Descubrí la filosofía clásica, antigua y medieval, en mi época universitaria. El entusiasmo por la filosofía se lo debo al padre José Alarcón, quien me fue mostrando autores y libros que me eran desconocidos, pues, en los años 70 lo único que se nos enseñaba, en la universidad nacional en donde empecé mi formación universitaria, era el marxismo y sus diversos revisionismos. En estos umbrales de estudio me encontré con los libros del filósofo Carlos Cardona (1930-1993). Leí, medité y gocé sus publicaciones: Metafísica de la opción intelectual, su comentario al Discurso del método de Descartes, Metafísica del bien común, Metafísica del bien y del mal, Ética del quehacer educativo, Olvido y memoria del ser (en diálogo con Heidegger), Aforismos, sus poemas Tiempo interior. Como suele pasar con las lecturas, un autor jala a otros autores. Siguieron Cornelio Fabro, Etienne Gilson, Lluis Clavell, Tomás Melendo, Augusto del Noce; Kierkegaard.
Carlos Cardona me abrió el horizonte intelectual, sacándome del “intelectualismo” al que tendía por esos tiempos. Su visión antropológica ponía sobre la mesa el papel de la voluntad y la afectividad, no sólo como un asunto al que debía atenderse, sino como dimensiones que conforman a la persona en su integridad, quien es la que entiende, quiere, ama, siente. La metafísica, cuyo núcleo es el acto de ser, está presente en toda reflexión sobre la realidad. El acto de ser es el radical más profundo de toda criatura, así como en lo más menudo y cotidiano de nuestra jornada. Glosando un dicho de José Ramón de Dolarea, poeta y uno de los primeros profesores de la Universidad de Piura, se podría decir que la metafísica está, incluso, cuando nos atamos los pasadores de las zapatillas. Desde esta perspectiva se entiende mejor los títulos de los libros de Carlos Cardona.

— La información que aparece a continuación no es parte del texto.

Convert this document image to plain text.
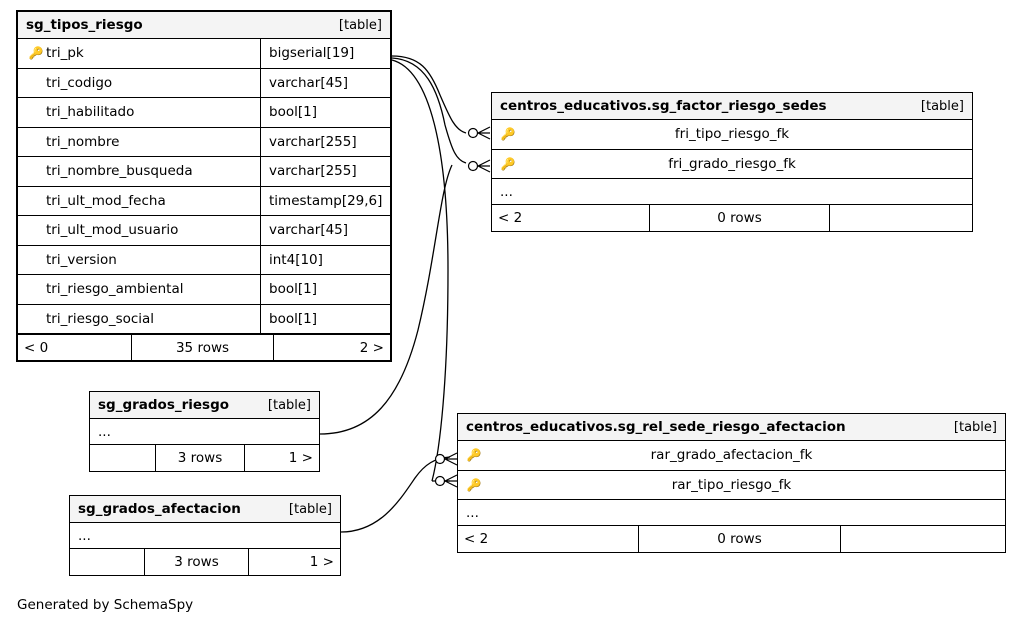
sg_tipos_riesgo	[table]
🔑 tri_pk	bigserial[19]
tri_codigo	varchar[45]
tri_habilitado	bool[1]
tri_nombre	varchar[255]
tri_nombre_busqueda	varchar[255]
tri_ult_mod_fecha	timestamp[29,6]
tri_ult_mod_usuario	varchar[45]
tri_version	int4[10]
tri_riesgo_ambiental	bool[1]
tri_riesgo_social	bool[1]
< 0	35 rows	2 >
centros_educativos.sg_factor_riesgo_sedes	[table]
🔑	fri_tipo_riesgo_fk
🔑	fri_grado_riesgo_fk
...
< 2	0 rows
sg_grados_riesgo	[table]
...
3 rows	1 >
sg_grados_afectacion	[table]
...
3 rows	1 >
centros_educativos.sg_rel_sede_riesgo_afectacion	[table]
🔑	rar_grado_afectacion_fk
🔑	rar_tipo_riesgo_fk
...
< 2	0 rows
Generated by SchemaSpy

Mi mayor hallazgo desde la lectura de Carlos Cardona fue la centralidad del amor en la biografía de los seres humanos. Para pensar bien, decía, hay que tener un buen amor en el corazón. Existe un momento moral en la orientación del pensamiento y, también, una continuidad entre la metafísica y la ética. Estas no son provincias encajonadas en sus propias murallas y recovecos. Son dimensiones comunicadas y entretejidas de tal manera que se puede decir lo que decía Benedicto XVI en su encíclica Caritas in veritate: “sin el saber, el hacer es ciego, y el saber es estéril sin el amor”.
Cardona, a través de Fabro, encuentra una mina de oro en el pensamiento de Kierkegaard, de quien recuerda -entre otros asertos- que lo esencial en la trayectoria humana es la posición del ser humano “solo, ante Dios, y para siempre”, de ahí que “la filosofía sea una tarea sustancialmente ética y que trasciende la física. Estoy completamente persuadido de que, como decía también Kierkegaard, lo que la época necesita, en el más profundo sentido, puede decirse total y completamente en una sola palabra: necesita… eternidad” (Memoria y olvido del ser, p. 160). Nuestro destino no está en la inmortalidad anhelada por el transhumanismo, ni el bienestar material o emocional de la sociedad consumista, lo que requerimos es la eternidad, pues en lo más íntimo de nuestro ser tenemos nostalgia del Ser. “Nuestro ser -anota Cardona- no es “para-la-muerte”. Nuestra existencia temporal es un gozoso retorno al Amor Esencial, al Amor que desde toda la eternidad y hacia la eternidad nos requiere” Idem, p. 160).
En las pequeñas acciones decidimos nuestra eternidad. Ninguna de ellas es irrelevante para el balance final y, aunque nos preocupe la plaga de la corrupción ética en la cosa pública, importa aún más que llevemos esa preocupación a mejorar la calidad ética de nuestra propia vida.